“離婚!”
一聲尖叫,夾雜著盤子掉地碎裂的響聲打破了別墅區月夜的沉靜,一座別墅如同以往那幾百個月夜那樣亮起燈光。
“好哇,離就離!”
幾戶被吵醒的人家習以為常的抱怨一句,“那家人又開始了!”便將自家別墅的隔音效果開到最大後就如同往常一樣睡去。像這樣的經曆他們已經經曆了不下上百回,早已經習以為常!
還是個小孩子的銘玉透過門縫看著屋裏麵己經打的不可開交的兩人,她神情麻木的拿起自己的小被子如同往常一樣躲進了衣櫃裏。
她不是因為害怕,而是怕被誤傷,這樣的情況已經上演了無數次,她早就從一開始的恐懼到現在的麻木了。
隻是她沒有想到說了無數次離婚的父母這次真的離了!
很快,那兩人就因為小銘玉的撫養權問題鬧上了法庭。
在法庭上,法官看著下麵仿佛大人一般成熟的小銘玉,不禁心生憐愛與同情。究竟是怎樣的家庭才能出現這樣的孩子,法官他不敢想!
離婚案他處理了這麼多年,早已經成了熟悉的老手。可是為爭孩子撫養權的他見過不少,倒是第一次碰到為放棄撫養權而鬧到法院的。
“這孩子是你身上掉下來的肉,你不養誰養?而且你還是富家小姐,你也有能力養她。”銘玉的爸爸臉色不耐煩,心裏想的都是丟掉銘玉這個累贅!
“我掉下來的肉?難道你不是她爸爸嗎?而且你做了這麼多單生意,你的錢可不比我爸的少。以後我帶著她還怎麼嫁人?”

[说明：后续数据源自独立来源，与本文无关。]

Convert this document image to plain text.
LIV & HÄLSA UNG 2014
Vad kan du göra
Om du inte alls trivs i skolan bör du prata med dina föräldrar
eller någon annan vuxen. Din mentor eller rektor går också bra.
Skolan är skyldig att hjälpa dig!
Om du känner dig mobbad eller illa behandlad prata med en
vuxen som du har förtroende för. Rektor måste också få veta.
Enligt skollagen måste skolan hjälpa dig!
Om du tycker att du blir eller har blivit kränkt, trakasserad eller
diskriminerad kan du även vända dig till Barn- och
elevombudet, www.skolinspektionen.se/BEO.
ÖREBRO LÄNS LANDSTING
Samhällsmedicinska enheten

兩人旁若無人的吵著,沒人關心一旁的小銘玉到底是怎麼想的。
“安靜!”
法官敲了敲桌子,等到兩人靜了聲他才開口向銘玉問道,
“孩子,你是想跟著媽媽還是爸爸?”
“問她幹嘛?她就是一孩子……”男人小聲嘟囔著,“該不會存有私心吧……”
當‘爸’的自以為很小聲,其實都被耳尖的法官聽了進去。畢竟法官是窮奇文明生命體,身體被強化過。
法官心理極度無語,麵無表情的解釋說,“撫養權歸誰,除了考慮各方麵的因素主要還是要尊重孩子自身的意願,我們都是按章程辦事的,絕不會夾帶個人私心!”

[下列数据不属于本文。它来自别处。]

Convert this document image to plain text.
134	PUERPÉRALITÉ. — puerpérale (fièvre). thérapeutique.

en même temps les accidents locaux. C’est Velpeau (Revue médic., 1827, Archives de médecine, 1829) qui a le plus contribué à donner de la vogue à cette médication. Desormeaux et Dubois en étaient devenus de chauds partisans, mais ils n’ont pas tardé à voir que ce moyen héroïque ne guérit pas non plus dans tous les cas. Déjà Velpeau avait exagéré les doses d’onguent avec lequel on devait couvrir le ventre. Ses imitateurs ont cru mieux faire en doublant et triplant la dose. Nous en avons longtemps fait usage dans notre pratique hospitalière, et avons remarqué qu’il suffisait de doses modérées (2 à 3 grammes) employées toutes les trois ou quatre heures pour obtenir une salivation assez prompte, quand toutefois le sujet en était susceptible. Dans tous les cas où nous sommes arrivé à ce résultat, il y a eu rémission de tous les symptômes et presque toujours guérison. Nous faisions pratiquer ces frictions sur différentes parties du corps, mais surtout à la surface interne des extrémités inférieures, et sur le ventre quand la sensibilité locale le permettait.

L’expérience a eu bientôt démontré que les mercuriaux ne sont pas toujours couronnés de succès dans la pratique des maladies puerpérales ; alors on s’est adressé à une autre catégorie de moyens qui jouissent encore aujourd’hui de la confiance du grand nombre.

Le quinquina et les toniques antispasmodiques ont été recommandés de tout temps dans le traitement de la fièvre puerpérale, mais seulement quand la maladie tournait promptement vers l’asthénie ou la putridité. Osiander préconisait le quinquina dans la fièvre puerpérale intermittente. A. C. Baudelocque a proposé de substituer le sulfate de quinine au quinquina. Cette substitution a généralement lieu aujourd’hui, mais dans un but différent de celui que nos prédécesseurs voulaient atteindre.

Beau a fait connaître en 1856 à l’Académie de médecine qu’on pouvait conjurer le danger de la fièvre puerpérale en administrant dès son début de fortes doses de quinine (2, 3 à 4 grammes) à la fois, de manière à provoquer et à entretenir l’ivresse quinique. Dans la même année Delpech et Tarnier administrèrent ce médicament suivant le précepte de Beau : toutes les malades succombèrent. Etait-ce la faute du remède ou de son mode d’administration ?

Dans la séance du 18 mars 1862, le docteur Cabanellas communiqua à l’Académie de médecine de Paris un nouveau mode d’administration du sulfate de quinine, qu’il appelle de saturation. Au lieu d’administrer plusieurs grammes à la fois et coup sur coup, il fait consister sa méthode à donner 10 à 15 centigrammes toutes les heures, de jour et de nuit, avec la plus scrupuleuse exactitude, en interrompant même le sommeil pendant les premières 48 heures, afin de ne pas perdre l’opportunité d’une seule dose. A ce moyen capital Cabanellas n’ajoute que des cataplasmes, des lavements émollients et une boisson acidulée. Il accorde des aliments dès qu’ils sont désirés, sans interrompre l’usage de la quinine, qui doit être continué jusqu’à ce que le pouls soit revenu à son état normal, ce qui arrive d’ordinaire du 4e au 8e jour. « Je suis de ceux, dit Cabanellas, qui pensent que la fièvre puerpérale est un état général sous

“我可以自己一個人嗎?”坐在小板凳上的銘玉弱弱的開口問法官。
“不可以,你還太小了,按法律規定你必須要有一個監護人。”
小銘玉為難了片刻,抬頭說道,“那我跟爸爸吧。”
“什麼?”這兩個字他爸爸是吼出來的“憑什麼不跟著你媽?憑什麼要在我身邊拖累我?”說完就想衝上去掐她,一旁的保安立刻上前把他給攔住。銘玉嚇的連連後退。
“這可是她說的,跟我沒關係。”銘玉媽媽的心裏暗喜。
跟著她爸爸生活的銘玉活得並不幸福,每天晚上都要忍受他的暴脾氣,經常對她是又打又罵,而且對她的生活毫不關心,小銘玉從出生到現在從來沒感受過一刻的父愛。
“今晚,城市中將會下一場噩雨,該雨將會對我們的人體造成傷害,尤其是對孩子這樣免疫力低下的更會造成身體中毒。請各位居民呆在家裏,不要外出。”
那是一個非常危險的晚上,然而也是那個晚上她的爸爸一狠心將她扔出門外。小銘玉獨自一人走在街上,身上被上萬的雨點狠狠拍打,她的身體已經開始中毒,意誌開始模糊,走起路來也變得一恍一晃的好像下一秒就要摔倒在地。終於,她扛不住了,眼前一黑倒在雨夜裏。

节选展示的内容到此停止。